Pittsfield Candidates Make Pitch to VotersBy Tammy Daniels
01:33AM / Tuesday, September 15, 2009
PITTSFIELD, Mass. — There are so many candidates for mayor in Pittsfield that they nearly overpowered the stage at Berkshire Community College on Monday night. There are so many running, it's been difficult to tell them apart — positionwise at least.
Mayor James M. Ruberto and challenger Mark Marciano share a laugh at Monday's forum. Top: candidates pose for closeups by Pittsfield Gazette Editor Jonathon Levine; Right, moderator Larry Kratka tosses a question.
Over the course of nearly two hours, all 10 candidates tried mightily to differentiate themselves on city issues and offer a reason for voters to check their name on next week's ballot — all within a minute.

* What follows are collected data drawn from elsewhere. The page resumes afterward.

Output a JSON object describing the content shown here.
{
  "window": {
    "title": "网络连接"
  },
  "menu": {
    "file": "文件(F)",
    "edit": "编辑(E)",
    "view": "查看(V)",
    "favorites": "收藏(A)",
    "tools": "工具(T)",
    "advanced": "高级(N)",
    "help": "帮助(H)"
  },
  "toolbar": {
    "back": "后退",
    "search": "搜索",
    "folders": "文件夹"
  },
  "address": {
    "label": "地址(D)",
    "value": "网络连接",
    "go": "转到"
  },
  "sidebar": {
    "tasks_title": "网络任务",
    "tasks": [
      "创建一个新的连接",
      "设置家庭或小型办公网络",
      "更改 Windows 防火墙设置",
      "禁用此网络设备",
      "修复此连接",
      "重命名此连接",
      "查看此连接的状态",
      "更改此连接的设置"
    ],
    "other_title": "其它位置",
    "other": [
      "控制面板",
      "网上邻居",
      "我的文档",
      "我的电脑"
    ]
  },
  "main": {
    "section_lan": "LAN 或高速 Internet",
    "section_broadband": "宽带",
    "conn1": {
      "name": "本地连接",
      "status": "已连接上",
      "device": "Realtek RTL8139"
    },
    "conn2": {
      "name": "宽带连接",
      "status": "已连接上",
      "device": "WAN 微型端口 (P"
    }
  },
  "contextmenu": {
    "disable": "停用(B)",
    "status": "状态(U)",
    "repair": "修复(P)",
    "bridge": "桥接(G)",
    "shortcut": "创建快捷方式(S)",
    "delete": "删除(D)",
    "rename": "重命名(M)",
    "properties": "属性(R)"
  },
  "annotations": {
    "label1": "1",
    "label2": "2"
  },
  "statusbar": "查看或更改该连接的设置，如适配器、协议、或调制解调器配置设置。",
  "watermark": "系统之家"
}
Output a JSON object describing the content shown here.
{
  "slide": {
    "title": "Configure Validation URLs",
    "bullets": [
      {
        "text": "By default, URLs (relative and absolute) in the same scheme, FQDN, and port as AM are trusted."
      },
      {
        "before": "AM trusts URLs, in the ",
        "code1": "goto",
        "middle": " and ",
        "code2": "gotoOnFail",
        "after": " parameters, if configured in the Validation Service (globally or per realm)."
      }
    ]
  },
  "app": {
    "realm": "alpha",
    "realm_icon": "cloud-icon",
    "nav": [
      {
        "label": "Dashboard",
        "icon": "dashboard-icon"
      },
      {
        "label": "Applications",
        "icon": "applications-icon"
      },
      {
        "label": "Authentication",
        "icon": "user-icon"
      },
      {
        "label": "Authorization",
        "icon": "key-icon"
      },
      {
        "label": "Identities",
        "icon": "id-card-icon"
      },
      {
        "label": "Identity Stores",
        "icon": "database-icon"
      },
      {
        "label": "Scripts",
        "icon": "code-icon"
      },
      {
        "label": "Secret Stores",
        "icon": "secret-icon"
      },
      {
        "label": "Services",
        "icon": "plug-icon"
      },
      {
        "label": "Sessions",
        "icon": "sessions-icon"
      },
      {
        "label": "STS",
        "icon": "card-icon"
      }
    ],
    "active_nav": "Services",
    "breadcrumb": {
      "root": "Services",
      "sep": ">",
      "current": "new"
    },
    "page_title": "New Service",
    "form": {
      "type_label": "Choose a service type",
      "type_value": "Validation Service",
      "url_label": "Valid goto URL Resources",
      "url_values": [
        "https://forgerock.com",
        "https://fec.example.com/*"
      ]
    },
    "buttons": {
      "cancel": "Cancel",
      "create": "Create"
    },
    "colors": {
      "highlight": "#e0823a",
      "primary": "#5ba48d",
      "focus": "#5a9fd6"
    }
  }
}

Monday's forum was one of a series being sponsored by The Pittsfield Gazette and hosted by Berkshire Community College. The forums are being televised on Pittsfield Community Television.
WUPE and WNAW radio host Larry Kratka kept the questions rolling and keeping each candidate to his or her allotted minute response. A flat-panel monitor prominently placed in front of the stage kept the time.
Questions were asked of the candidates in groups of three or four; "quick response" questions designed to be answered with a word or two were answered by all 10.
"You can speak for 5 minutes and say nothing; you can answer a question in 60 seconds and say a lot," said Kratka.
So what did they say? For the most part, the candidates — Nicholas J. Caccamo, Patricia "Pam" Malumphy, incumbent James M. Ruberto, Mark A. Marciano, Rick E. Moon, Daniel L. Bianchi, Paul Kwasniowski, Stephen A. Fillio, Lisa M. Boyd and Jeffrey W. Ferrin — stuck to their campaign themes.
It became apparent in some cases that while the inviduals could speak at length about their prime focus their broader knowledge of city issues was shallow at best.
Ruberto touted his leadership, pointing to savings, economic development and rising school quality: "I will always look to the [needs] of residents of Pittsfield first."
Not surprisingly, the three-term mayor had the most facts and figures at his fingertips, followed by Ward 6 Concilor Daniel E. Bianchi and former councilor Patricia "Pam" Malumphy. Caccamo pushed savings and economic development through buy-local and efficiencies; Boyd, an analyst, also said efficiencies in budgeting and policies would create savings and promised more open government. Fillio, who tried unsuccessfully to get on the ballot two years ago, bemoaned the loss of activities that would bring people to Pittsfield. Marciano said government should act more like business in being consumer oriented.
Moon and Kwasnioski offered the broadest strokes in how they might govern. Moon promised to be a good listener for at least five terms; Kwasnioski called for "regime change," comparing the current administration to Saddam Hussein's but promised only to serve two years.
Ferrin, a city employee, said worker morale is at its lowest and that the city was profligate in its spending.
"I've had the displeasure of wasting your money on a daily basis," said Ferrin.
The forum will be televised on PCTV at various times over the next week; iBerkshires will update with more information from the candidates on Tuesday.
The preliminary election will be held Tuesday, Sept. 22, from 8 to 8. The top two vote-getters will move on to the general election in November.